The United Methodist Church does not have an "official" version or translation of the Bible. Protestant denominations seldom designate a single Bible translation for use. United Methodists affirm the usefulness of a number of translations and paraphrases as being helpful for study, teaching, memorization and other purposes. Each version gained a slightly different light as it was translated or paraphrased from the original languages and manuscripts.
The Bible is somewhat like a library. It is actually a collection of 66 books – 39 in the Old Testament and 27 in the New Testament – written over many centuries. They were eventually brought together to form the canon, the books that have been accepted as authoritative for the Christian faith and life since the fourth century of the Common Era (the years since Christ's birth).

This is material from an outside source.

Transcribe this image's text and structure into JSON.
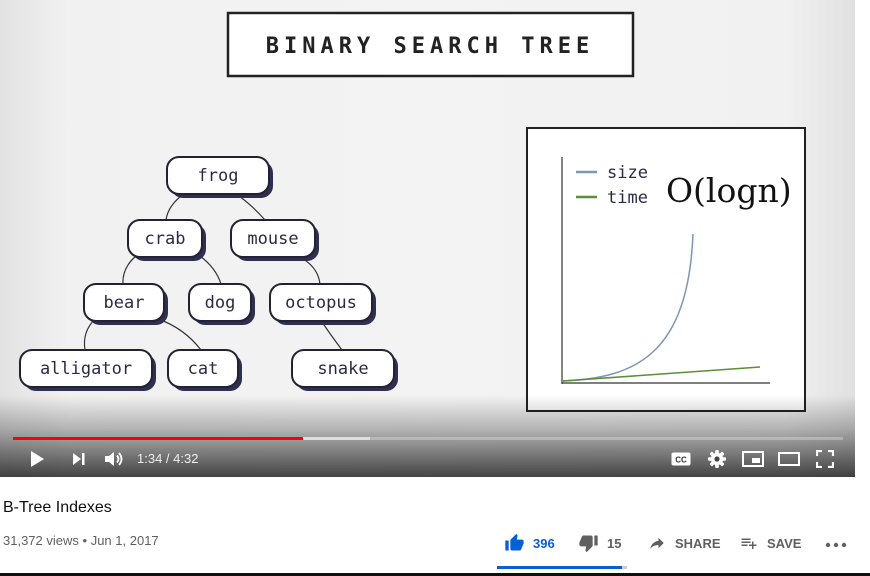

Some Bibles also include the apocrypha (a collection of books written between the completion of the Old Testament and the birth of Christ). Some Christians consider it a part of the biblical canon but most Protestants do not, although many agree that it has value for readers.
When it comes to teaching resources published by The United Methodist Publishing House, the Common English Bible (CEB) and the New Revised Standard Version (NRSV) are the texts preferred by Discipleship Ministries for curriculum. Writers and editors for Cokesbury curriculum usually will cite the Common English Bible. Writers can quote from other versions when doing so strengthens the teaching resource.
The Common English Bible, one of the newest translations, was published in 2011 and is sponsored by five Protestant publishers, with primary leadership coming from the Publishing House.
Cokesbury offers a Bible Translation Guide that list the translation method and translators, date, reading level and the theological perspective of the translation.
Adapted from www.umc.org/what-we-believe and "A Divine Love Story" and "The Bible: From Age to Age the Same?" both from Interpreter, March-April 2015.